I couldn’t have told you about how peaceful it is to spend a lazy day in Kensington Gardens, reading a book and watching the world go by. I couldn’t have told you about the surprisingly beautiful way the sun sets over the University campus or about how the students flow out of the Halls of Residence and onto the field to take in the sun’s rays the instant it overcomes the clouds.

I couldn’t have told you about my lovely flatmates, Katie, Jade, Lewy, Hannah and Marta, who started the semester by making a Sunday dinner for all of us to share. Being somewhat inept in the kitchen, my sole task was ensuring that the chicken wasn’t overcooked. In the last two months we have shared many meals, had a lovely day in Hyde Park, attended an Oscars event, celebrated Pancake Day, gone to the movies and watched TV shows in our pyjamas. All good things, in my book!

I couldn’t have known about the friends who would welcome me into their lives without hesitation. In our first class together, Ellie, Niki and Rosy happily (and somewhat forcefully) insisted that I join their group for an assignment… And they haven’t left me alone since. Not that I would want them to! Through them, I also met their housemate, Nicole, who initially greeted me with what was undoubtedly the most horrendous “Australian” accent ever to escape someone’s mouth. These four girls have become more a part of my time here than I ever could have imagined. They have become my home away from home and exchange would have been a poorer experience without them. Together we have had countless laughs and even a few tears… And more burgers than I care to mention.

Making the most of exchange doesn’t always mean spending as much time as possible doing all of the touristy things – though, of course, that’s certainly a priority! For me, making the most of exchange has meant truly living here and having the real experience of what it is to simply live life in London. It isn’t always clubs, pubs and landmarks although, yes, there are a lot of them! Life carries on while you’re on exchange. You’ll have amazing days, good days, not so good days and maybe even some days you would rather forget. But this experience is like no other time in your life and, if you have the opportunity to take part in an exchange programme, I absolutely recommend that you dive straight in and make the most of it – whatever that may mean for you.

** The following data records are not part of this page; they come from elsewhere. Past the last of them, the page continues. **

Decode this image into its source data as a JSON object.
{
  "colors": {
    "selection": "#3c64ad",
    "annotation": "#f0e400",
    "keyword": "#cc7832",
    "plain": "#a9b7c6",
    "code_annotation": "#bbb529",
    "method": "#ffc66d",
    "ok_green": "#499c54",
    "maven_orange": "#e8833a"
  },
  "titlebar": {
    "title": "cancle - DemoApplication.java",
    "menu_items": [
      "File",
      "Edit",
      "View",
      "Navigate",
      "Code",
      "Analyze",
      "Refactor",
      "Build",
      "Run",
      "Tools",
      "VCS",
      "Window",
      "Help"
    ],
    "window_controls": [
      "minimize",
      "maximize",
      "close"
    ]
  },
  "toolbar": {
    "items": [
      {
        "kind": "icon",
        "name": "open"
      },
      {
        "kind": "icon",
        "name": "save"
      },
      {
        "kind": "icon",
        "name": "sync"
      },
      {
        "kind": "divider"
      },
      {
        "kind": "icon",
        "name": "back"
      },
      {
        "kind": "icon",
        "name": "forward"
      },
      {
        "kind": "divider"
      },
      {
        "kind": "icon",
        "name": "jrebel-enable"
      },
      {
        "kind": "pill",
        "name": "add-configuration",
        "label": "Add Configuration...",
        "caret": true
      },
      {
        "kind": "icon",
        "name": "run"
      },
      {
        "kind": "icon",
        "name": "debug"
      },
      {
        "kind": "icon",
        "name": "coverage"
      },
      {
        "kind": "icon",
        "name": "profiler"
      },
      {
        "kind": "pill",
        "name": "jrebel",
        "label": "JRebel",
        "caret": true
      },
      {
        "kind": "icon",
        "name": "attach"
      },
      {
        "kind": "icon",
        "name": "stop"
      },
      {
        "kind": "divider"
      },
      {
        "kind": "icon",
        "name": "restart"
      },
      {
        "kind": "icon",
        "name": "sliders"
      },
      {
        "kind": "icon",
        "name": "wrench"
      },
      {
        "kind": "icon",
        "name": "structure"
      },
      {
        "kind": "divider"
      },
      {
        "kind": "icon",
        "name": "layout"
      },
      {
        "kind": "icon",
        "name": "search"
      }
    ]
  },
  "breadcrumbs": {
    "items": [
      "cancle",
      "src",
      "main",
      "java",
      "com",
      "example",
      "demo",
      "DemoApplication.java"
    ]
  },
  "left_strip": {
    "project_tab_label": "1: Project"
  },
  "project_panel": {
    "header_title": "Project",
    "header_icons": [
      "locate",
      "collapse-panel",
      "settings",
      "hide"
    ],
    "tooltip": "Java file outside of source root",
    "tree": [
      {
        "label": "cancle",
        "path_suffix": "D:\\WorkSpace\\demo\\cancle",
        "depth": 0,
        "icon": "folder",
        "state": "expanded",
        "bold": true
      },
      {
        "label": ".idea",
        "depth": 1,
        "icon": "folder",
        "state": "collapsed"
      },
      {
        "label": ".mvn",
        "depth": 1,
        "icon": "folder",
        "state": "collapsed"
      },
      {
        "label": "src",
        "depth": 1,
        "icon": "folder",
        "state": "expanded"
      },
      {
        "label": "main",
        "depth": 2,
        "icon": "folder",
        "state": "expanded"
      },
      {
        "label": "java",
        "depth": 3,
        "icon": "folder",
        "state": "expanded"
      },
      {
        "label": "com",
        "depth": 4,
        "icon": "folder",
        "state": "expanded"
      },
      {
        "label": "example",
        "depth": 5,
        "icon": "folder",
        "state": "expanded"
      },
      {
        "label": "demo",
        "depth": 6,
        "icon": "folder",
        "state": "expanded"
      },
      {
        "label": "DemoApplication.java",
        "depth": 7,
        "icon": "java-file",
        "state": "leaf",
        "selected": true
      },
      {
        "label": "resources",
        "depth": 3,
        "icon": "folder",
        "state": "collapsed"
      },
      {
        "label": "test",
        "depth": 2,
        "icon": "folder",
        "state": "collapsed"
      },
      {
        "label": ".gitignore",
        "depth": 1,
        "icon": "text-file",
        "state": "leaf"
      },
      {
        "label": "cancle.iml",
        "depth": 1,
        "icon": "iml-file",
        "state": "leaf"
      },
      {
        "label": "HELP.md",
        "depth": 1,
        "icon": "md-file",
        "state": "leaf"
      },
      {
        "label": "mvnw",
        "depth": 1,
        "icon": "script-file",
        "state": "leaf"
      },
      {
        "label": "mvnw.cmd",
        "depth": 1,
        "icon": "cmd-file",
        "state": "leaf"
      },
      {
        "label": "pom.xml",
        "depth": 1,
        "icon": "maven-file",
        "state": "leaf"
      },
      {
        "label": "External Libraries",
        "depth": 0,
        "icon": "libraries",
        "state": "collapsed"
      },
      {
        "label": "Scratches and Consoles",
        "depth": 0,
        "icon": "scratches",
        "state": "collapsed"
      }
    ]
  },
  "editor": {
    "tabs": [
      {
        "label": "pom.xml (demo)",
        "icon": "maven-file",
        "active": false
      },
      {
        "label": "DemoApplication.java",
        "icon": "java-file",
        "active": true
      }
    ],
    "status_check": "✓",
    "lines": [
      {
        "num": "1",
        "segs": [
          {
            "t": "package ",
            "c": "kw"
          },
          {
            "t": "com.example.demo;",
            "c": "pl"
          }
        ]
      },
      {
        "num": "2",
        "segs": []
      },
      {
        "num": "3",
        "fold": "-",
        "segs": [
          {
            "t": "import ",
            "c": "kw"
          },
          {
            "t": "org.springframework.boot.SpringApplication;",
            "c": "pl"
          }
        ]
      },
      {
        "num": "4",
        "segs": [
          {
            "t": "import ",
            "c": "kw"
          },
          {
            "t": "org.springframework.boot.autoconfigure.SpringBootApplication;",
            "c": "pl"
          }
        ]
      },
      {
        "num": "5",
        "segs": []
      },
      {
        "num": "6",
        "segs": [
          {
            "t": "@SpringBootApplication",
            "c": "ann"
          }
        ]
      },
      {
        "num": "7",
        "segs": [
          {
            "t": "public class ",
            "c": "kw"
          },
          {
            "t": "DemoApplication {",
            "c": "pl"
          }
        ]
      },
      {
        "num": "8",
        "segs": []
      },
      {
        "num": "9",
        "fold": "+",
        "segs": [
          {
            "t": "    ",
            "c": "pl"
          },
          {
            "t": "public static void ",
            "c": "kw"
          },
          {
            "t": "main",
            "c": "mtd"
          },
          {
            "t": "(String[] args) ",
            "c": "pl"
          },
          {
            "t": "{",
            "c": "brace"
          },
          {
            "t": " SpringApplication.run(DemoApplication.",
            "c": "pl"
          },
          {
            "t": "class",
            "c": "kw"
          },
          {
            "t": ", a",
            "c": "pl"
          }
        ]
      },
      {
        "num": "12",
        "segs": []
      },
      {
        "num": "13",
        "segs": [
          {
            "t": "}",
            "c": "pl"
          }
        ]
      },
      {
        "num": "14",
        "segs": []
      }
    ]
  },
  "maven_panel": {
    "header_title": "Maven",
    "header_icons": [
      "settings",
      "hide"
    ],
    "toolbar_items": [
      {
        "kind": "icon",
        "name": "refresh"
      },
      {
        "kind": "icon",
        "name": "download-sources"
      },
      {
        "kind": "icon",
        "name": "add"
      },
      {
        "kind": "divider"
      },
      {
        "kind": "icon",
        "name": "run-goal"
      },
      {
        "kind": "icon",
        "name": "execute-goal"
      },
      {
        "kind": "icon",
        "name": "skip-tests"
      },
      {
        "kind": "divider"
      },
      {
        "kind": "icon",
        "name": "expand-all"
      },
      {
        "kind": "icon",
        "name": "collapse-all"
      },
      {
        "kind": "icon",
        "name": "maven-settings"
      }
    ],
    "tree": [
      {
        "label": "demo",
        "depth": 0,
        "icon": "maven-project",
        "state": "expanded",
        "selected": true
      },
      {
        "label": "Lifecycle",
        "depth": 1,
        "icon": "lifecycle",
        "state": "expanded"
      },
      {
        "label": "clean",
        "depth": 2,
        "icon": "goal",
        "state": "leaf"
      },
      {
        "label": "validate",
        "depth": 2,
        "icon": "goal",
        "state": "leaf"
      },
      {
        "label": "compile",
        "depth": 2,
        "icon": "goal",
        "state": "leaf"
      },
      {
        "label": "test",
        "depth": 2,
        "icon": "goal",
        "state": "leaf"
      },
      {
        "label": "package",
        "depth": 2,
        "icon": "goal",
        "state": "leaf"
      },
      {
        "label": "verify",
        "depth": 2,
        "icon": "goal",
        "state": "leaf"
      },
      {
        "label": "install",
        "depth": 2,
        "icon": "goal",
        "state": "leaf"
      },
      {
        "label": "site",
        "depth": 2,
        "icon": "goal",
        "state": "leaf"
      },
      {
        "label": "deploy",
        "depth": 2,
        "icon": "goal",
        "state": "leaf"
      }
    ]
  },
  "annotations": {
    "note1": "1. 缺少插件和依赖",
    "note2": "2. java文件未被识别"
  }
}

After almost three months here, my time in classes at the University of Westminster is coming to an end. With just a few weeks to go, the focus now turns to the assignments I have to complete. However, the exchange experience is not quite over yet! One of the many wonderful things about London is its proximity to other amazing European locations and I have every intention of visiting as many of them as possible. I already have plans to travel to Berlin, Vienna, Prague, Budapest, Paris and several cities around the UK and Ireland. I hope to visit a few other places along the way, before making my way back to London in order to say goodbye to the friends I’ve made here and to this city that I have come to love.